Supercinema
Uscito sul finire del 2018 Ad ogni buca, quinto album del bergamasco Caso, nome d’arte di Andrea Casali, è anche il suo più denso e ricco di spunti. Chi lo segue da anni vi ritroverà il consueto taglio introverso e paranarrativo, l’abilità nel chiudere, all’interno delle canzoni, vicende articolate, spesso autosufficienti. Però mai come rispetto ai lavori precedenti la voce qui va oltre l’accumulo di dettagli e l’affastellamento di parole, dedicando un’attenzione inedita al canto come atto puro, sollevando la melodia da una certa soggezione stilistica. Il risultato finale è struggente, e dà l’impressione di trovarsi davanti alla versione più vicina alla verità del suo autore, a un lavoro-specchio.
“Supercinema”, che chiude Ad ogni buca, ne è anche il climax.

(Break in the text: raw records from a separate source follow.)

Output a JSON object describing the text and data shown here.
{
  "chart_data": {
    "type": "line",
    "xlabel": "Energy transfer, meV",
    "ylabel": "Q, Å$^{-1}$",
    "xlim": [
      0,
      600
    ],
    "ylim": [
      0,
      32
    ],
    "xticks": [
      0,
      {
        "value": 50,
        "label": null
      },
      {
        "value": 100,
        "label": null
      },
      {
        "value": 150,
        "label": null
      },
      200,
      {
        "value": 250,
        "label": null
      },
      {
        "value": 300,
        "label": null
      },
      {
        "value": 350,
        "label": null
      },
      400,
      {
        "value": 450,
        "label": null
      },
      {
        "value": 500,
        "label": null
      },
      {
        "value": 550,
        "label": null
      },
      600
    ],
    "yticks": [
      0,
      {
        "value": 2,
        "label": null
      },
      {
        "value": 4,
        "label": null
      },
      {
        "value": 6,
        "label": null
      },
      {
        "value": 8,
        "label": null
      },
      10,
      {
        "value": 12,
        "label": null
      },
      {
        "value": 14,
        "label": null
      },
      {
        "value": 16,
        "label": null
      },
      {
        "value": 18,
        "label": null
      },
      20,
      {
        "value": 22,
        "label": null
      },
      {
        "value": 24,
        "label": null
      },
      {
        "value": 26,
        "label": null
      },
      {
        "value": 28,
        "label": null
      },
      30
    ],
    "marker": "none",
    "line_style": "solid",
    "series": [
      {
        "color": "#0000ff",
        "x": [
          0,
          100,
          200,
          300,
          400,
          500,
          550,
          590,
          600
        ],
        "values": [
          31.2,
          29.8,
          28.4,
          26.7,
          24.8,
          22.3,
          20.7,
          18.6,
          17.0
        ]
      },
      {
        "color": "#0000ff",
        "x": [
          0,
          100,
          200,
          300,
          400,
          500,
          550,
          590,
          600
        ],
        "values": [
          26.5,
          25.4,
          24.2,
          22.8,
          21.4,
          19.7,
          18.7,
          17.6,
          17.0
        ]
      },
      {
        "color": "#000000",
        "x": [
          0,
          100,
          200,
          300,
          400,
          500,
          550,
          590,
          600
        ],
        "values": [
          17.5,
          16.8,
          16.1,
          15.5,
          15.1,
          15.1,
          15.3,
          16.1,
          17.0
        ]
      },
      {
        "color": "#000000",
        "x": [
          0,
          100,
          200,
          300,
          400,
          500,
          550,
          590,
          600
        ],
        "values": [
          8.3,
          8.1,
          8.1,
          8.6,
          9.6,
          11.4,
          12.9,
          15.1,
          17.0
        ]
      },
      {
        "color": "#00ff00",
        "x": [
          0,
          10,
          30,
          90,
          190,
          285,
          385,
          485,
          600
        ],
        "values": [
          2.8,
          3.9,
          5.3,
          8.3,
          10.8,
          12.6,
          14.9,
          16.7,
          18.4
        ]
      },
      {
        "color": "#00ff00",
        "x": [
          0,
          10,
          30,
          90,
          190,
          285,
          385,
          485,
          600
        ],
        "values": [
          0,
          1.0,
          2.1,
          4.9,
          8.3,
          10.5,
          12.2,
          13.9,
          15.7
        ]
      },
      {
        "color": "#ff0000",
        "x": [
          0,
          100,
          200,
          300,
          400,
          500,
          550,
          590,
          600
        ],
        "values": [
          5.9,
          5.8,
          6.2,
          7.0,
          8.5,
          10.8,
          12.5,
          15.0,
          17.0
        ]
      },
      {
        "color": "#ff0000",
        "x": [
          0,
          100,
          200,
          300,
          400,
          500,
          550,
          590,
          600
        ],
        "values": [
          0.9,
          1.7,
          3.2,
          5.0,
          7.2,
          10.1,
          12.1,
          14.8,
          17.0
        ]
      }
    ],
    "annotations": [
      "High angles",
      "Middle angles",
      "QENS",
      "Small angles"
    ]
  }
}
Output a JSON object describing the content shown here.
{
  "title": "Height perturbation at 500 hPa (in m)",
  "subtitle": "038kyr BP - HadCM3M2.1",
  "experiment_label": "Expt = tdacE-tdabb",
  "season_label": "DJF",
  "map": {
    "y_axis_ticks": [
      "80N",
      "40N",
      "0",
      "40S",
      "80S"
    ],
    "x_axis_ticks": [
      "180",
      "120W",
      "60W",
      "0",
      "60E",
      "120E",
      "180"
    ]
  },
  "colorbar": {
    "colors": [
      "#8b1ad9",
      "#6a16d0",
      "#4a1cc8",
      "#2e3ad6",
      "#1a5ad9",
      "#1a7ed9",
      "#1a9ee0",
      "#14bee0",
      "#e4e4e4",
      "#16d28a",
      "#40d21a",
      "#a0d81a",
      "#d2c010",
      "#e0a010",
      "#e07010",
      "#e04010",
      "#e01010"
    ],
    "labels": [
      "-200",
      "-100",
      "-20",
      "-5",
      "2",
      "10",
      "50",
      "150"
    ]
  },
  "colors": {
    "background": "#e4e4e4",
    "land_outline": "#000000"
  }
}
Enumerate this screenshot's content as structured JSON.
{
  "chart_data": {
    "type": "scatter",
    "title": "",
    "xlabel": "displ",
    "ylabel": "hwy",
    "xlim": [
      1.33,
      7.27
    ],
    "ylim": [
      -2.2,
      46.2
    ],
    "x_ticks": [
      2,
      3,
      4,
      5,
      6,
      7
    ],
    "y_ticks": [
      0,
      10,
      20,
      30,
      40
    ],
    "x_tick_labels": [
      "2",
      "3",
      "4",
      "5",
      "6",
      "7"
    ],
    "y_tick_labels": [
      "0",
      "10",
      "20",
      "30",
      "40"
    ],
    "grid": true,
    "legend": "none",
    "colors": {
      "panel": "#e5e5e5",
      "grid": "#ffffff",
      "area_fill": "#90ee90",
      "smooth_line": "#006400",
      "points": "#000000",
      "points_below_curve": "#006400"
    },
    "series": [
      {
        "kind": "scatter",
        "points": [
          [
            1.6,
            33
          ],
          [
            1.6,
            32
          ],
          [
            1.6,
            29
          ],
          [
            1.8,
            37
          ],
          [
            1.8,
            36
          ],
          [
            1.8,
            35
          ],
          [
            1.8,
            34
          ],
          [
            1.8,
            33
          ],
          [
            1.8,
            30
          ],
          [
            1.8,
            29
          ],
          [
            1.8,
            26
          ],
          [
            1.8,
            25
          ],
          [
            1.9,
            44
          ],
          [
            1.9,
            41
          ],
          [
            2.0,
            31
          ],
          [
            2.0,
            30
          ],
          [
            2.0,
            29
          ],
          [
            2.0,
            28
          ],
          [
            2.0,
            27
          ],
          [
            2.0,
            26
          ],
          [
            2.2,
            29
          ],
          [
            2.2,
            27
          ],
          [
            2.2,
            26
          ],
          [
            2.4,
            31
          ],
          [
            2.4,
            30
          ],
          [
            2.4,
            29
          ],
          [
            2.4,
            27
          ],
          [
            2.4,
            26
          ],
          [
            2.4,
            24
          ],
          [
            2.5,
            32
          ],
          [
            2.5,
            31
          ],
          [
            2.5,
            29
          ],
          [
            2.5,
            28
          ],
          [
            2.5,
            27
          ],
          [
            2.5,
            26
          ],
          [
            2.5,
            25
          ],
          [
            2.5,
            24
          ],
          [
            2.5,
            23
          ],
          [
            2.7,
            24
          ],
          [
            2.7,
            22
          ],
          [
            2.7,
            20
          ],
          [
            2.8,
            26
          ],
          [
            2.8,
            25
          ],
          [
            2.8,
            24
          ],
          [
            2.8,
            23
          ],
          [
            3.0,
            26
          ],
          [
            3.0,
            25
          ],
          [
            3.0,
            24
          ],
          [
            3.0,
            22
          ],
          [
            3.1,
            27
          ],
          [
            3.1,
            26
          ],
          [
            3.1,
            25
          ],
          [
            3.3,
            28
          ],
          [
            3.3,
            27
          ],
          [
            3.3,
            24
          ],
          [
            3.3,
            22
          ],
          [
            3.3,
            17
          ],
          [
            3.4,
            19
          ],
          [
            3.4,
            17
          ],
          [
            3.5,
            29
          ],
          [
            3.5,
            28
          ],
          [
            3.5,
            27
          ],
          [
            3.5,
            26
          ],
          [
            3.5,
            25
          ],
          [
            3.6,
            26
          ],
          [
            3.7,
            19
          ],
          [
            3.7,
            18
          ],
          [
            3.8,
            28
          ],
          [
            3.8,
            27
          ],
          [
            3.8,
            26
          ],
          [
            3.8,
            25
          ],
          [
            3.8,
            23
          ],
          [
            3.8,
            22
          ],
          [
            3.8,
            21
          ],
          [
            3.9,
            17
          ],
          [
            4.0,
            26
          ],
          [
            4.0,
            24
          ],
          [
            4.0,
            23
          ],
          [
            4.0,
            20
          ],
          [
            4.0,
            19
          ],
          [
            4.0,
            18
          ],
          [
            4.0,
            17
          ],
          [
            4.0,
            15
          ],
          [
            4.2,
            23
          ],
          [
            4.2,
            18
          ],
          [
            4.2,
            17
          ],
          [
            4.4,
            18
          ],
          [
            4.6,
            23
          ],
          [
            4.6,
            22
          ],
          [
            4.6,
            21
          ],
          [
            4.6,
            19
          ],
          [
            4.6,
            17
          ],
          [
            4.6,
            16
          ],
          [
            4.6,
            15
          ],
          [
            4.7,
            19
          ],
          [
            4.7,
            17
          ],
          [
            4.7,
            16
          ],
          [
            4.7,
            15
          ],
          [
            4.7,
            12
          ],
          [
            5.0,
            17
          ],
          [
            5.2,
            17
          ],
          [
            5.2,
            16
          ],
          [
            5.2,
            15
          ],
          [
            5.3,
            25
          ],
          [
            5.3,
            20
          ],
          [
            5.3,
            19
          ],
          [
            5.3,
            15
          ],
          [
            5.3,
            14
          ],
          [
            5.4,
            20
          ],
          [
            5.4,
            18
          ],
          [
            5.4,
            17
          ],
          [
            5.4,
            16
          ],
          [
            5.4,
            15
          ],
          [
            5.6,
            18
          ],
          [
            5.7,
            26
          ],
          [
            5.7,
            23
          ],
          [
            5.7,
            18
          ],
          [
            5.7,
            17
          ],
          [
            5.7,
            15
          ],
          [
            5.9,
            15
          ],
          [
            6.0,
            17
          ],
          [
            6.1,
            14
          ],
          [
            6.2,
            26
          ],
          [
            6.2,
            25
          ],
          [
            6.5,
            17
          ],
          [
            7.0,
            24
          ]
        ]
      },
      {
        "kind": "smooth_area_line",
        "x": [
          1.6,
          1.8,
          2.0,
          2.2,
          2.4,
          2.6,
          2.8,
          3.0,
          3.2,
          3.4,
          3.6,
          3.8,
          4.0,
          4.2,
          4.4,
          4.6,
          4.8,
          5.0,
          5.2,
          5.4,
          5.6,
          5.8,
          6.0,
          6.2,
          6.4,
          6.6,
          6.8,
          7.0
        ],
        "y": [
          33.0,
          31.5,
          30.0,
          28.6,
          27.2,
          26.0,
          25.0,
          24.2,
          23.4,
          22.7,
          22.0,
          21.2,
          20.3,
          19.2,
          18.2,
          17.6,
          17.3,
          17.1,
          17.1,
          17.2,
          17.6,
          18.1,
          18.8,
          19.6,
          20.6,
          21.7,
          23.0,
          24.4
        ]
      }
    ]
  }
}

Una lunga canzone che si inserisce nel ristretto ma glorioso filone delle canzoni a tema cinematografico, da “Al cinema” di Lucio Battisti a “Ombre e luce” di Ivano Fossati, proponendone un’interpretazione raramente così drammatica. In “Supercinema” il narratore veste il ruolo di gestore di una sala cinematografica nella quale ogni sera, come un’ossessione insanabile, viene proiettato il film della sua storia d’amore terminata malamente (l’ultima mezzora del film-relazione, per dire, è completamente senza dialoghi). La descrizione della sequenza e quella della relazione intrecciano i reciproci piani: così l’abbandonato e afflitto Caso si ritrova a riconoscere la pessima sceneggiatura dell’opera, a scoprirsi attore secondario, personaggio qualunque (come un cinema qualunque, certo non d’essai), spesso fuori fuoco; allo stesso modo, questa sala dà l’impressione di stare decadendo irreversibilmente, tra poster che si staccano dalle pareti, oggetti dimenticati e un generale senso di polveroso e stantio, di morente.
L’abilità descrittiva è straordinaria, così come lo è la capacità di utilizzare il vocabolario tipico del cinematografaro di nicchia, compiacendolo e allo stesso tempo parodiandone i vezzi (lui si sente “così distante da tutta quella gente che dice “bella la fotografia / Senza capirci niente”). Pur tesa da un senso di strazio che pare autentico, la voce fa ruotare la linea melodica senza il timore di toccare l’afflizione come la tenerezza, come fosse talmente a terra da essere libera. Di arrivare agli attesi titoli di coda, sfumati su una sequenza esclusivamente musicale, come la speranza di una liberazione definitiva: “Fine della storia, fine del piano-sequenza”.